Had another Ozu commentary track theatre day with Roger Ebert talking about Floating Weeds one of Ozu's late color films (just got a copy of the out of print Criterion DVD, the commentary is not on the channel). Ebert from the start says he's going to focus on what is on the screen rather than lots of background info, since he is not an Ozu expert, and for the most part he does stick to that, offering a lot of commentary on composition and color and such, interesting enough to follow along with the movie. Felt a little smug when at one point I identified something he was wrong about (how many/which color films Ozu made). He did not much address (other than mentioning it in relation to the actors) how/why the movie was made for a different studio than Ozu otherwise worked for, something I'm a little curious about (will have to check Bordwell's book to see if he addresses this). Ebert gets a little repetitive at times, pointing out the same elements and often re-explaining them rather than just saying "there's x again". The movie itself is a bit of an oddity for Ozu's later work since the family it is focused on is not a traditional one, nor are they in Tokyo. It also at times amps up the drama a bit more than usual (thinking of the various scenes where the actor protagonist slaps people around in his anger). It does have a number of wonderful/beautiful scenes (the argument in the rain, the opening lighthouse shots, the mysterious falling petals inside the theater).

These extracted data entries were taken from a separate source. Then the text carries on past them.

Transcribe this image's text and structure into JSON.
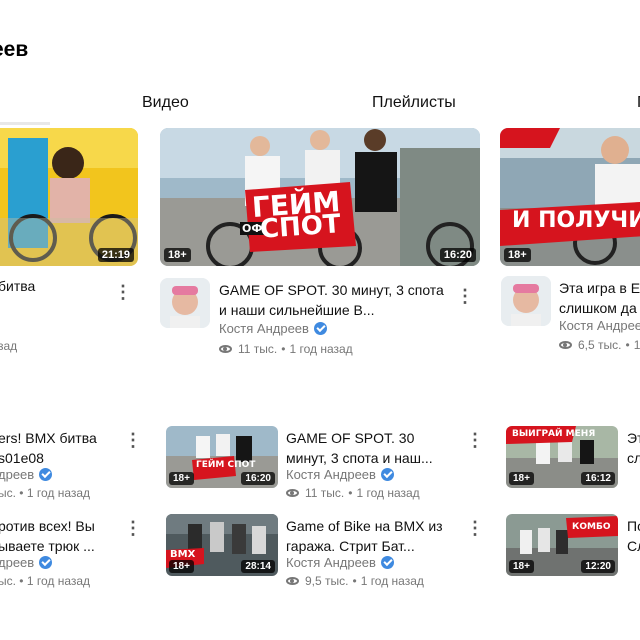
{
  "channel_title_fragment": "еев",
  "tabs": {
    "videos": "Видео",
    "playlists": "Плейлисты",
    "more": "П"
  },
  "top_cards": [
    {
      "title": "битва",
      "meta_tail": "зад",
      "duration": "21:19"
    },
    {
      "title": "GAME OF SPOT. 30 минут, 3 спота и наши сильнейшие В...",
      "channel": "Костя Андреев",
      "views": "11 тыс.",
      "time": "1 год назад",
      "age": "18+",
      "duration": "16:20",
      "promo_line1": "ГЕЙМ",
      "promo_small": "ОФ",
      "promo_line2": "СПОТ"
    },
    {
      "title": "Эта игра в Е слишком да",
      "channel": "Костя Андреев",
      "views": "6,5 тыс.",
      "time": "1 г",
      "age": "18+",
      "promo_line1": "И ПОЛУЧИ"
    }
  ],
  "list_rows": [
    {
      "left_title": "ers! BMX битва s01e08",
      "left_channel": "дреев",
      "left_meta": "ыс. • 1 год назад",
      "mid_title": "GAME OF SPOT. 30 минут, 3 спота и наш...",
      "mid_channel": "Костя Андреев",
      "mid_views": "11 тыс.",
      "mid_time": "1 год назад",
      "mid_age": "18+",
      "mid_duration": "16:20",
      "mid_promo": "ГЕЙМ СПОТ",
      "right_title": "Эт сл",
      "right_age": "18+",
      "right_duration": "16:12",
      "right_promo": "ВЫИГРАЙ МЕНЯ"
    },
    {
      "left_title": "ротив всех! Вы ываете трюк ...",
      "left_channel": "дреев",
      "left_meta": "ыс. • 1 год назад",
      "mid_title": "Game of Bike на BMX из гаража. Стрит Бат...",
      "mid_channel": "Костя Андреев",
      "mid_views": "9,5 тыс.",
      "mid_time": "1 год назад",
      "mid_age": "18+",
      "mid_duration": "28:14",
      "mid_promo": "BMX",
      "right_title": "По Сл",
      "right_age": "18+",
      "right_duration": "12:20",
      "right_promo": "КОМБО"
    }
  ],
  "separator": "•",
  "more_glyph": "⋮",
  "colors": {
    "promo_red": "#d6141e",
    "verified_blue": "#3f8ae0",
    "tab_text": "#111111",
    "meta_gray": "#777777"
  }
}
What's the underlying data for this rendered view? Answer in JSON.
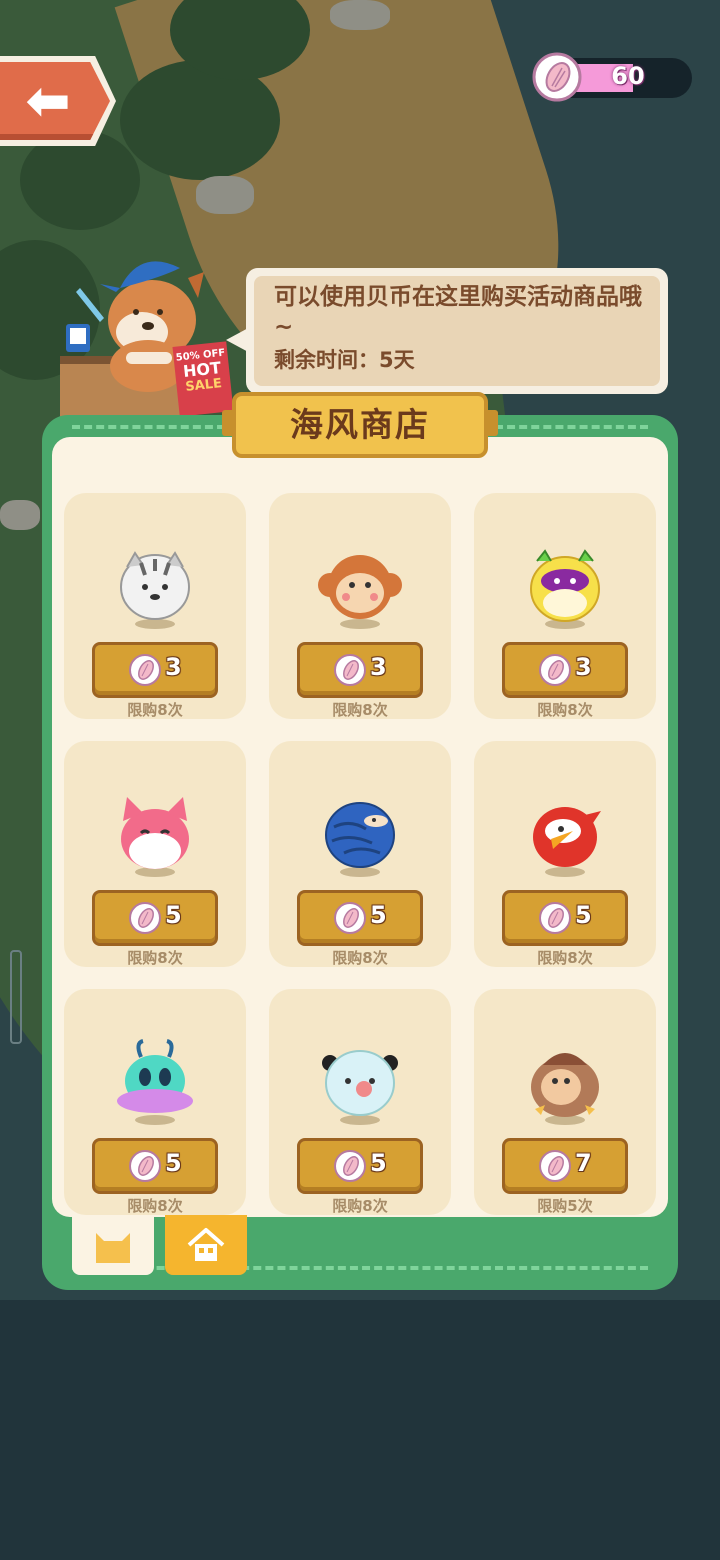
{
  "currency": {
    "value": "60",
    "fill_fraction": 0.6
  },
  "shopkeeper": {
    "sign_discount": "50% OFF",
    "sign_hot": "HOT",
    "sign_sale": "SALE"
  },
  "bubble": {
    "text": "可以使用贝币在这里购买活动商品哦~",
    "time_label": "剩余时间：5天"
  },
  "shop": {
    "title": "海风商店",
    "items": [
      {
        "name": "tiger",
        "price": "3",
        "limit": "限购8次"
      },
      {
        "name": "monkey",
        "price": "3",
        "limit": "限购8次"
      },
      {
        "name": "leopard",
        "price": "3",
        "limit": "限购8次"
      },
      {
        "name": "fox",
        "price": "5",
        "limit": "限购8次"
      },
      {
        "name": "pangolin",
        "price": "5",
        "limit": "限购8次"
      },
      {
        "name": "bird",
        "price": "5",
        "limit": "限购8次"
      },
      {
        "name": "alien",
        "price": "5",
        "limit": "限购8次"
      },
      {
        "name": "panda",
        "price": "5",
        "limit": "限购8次"
      },
      {
        "name": "owl",
        "price": "7",
        "limit": "限购5次"
      }
    ]
  },
  "tabs": [
    {
      "icon": "cat-icon",
      "active": true
    },
    {
      "icon": "house-icon",
      "active": false
    }
  ],
  "colors": {
    "panel": "#4aa86c",
    "price_button": "#d6a033",
    "currency_fill": "#f59ad9"
  }
}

This morning I watched Dreiser's Vampyr from 1932, which I found odd but not totally absorbing. His sense of what is important narrative information and what is not seems quite at odds with convention, and there is almost nothing of characterization. Though it is not a silent film there is very little dialogue, and a large amount of text, mostly in the form of a book explaining vampires. Apparently, this was so early, that vampires were not wholly a known entity in popular culture, so he felt the need to explain them. It's also interesting to note how the vampire's he explains vary from what has become the conventional vampire myth. In this movie vampires control the ghosts of executed criminals (which explains the weird way a man is murdered by the silhouette of a man firing a musket). There is that German Expressionistic thing going on and not a whole lot of plot and... I just couldn't get into it.

Earlier in the week, I ran a first session of a D&D game for a bunch (5) of work colleagues. We are going to try to play every 2 weeks, we'll see how far we get. We tried this before a number of years ago and kept having scheduling problems where not enough people could show up to make it worth playing. I'm using Old School Essentials as the base ruleset but simplifying it down even more. Most of the players are more familiar with regular 5e, so I didn't want to go too rules-light, but I also don't want to run 5e or even deal with all the differences in OSE. I removed a bunch of things, and am going to use d20 + ability score rolls (target of 20) as a roll high general mechanic/save. Oddly no one picked a spellcaster so I don't even need to worry about handling spellcasters. We have an odd group of characters, and I ended up starting them in The Hole in the Oak dungeon which I've run before. I'm going to slot it into the Dolmenwood settings (all from the same author as OSE), and adapt another module I have that I'm placing next to the wood. Did very little prep, as I'm not completely confident we'll make it past the first dungeon... but I'd be pleased to be proved wrong.

Been stalling on a lot of my books. Still working my way (past halfway I think) through Emma Goldman's Living My Life. I've also been reading a bunch of Clark Ashton Smith "Averoigne" stories. There's a new collection of them, but I am weirdly finding that I've already read a lot of them somehow, despite not having actually read that much of Ashton Smith's work. Looking back I see I was reading some of his stories in April and have apparently completely forgotten... that must be why some of these are familiar, as I know only 1 was in the selected stories book I partially read 2 years ago at the beach.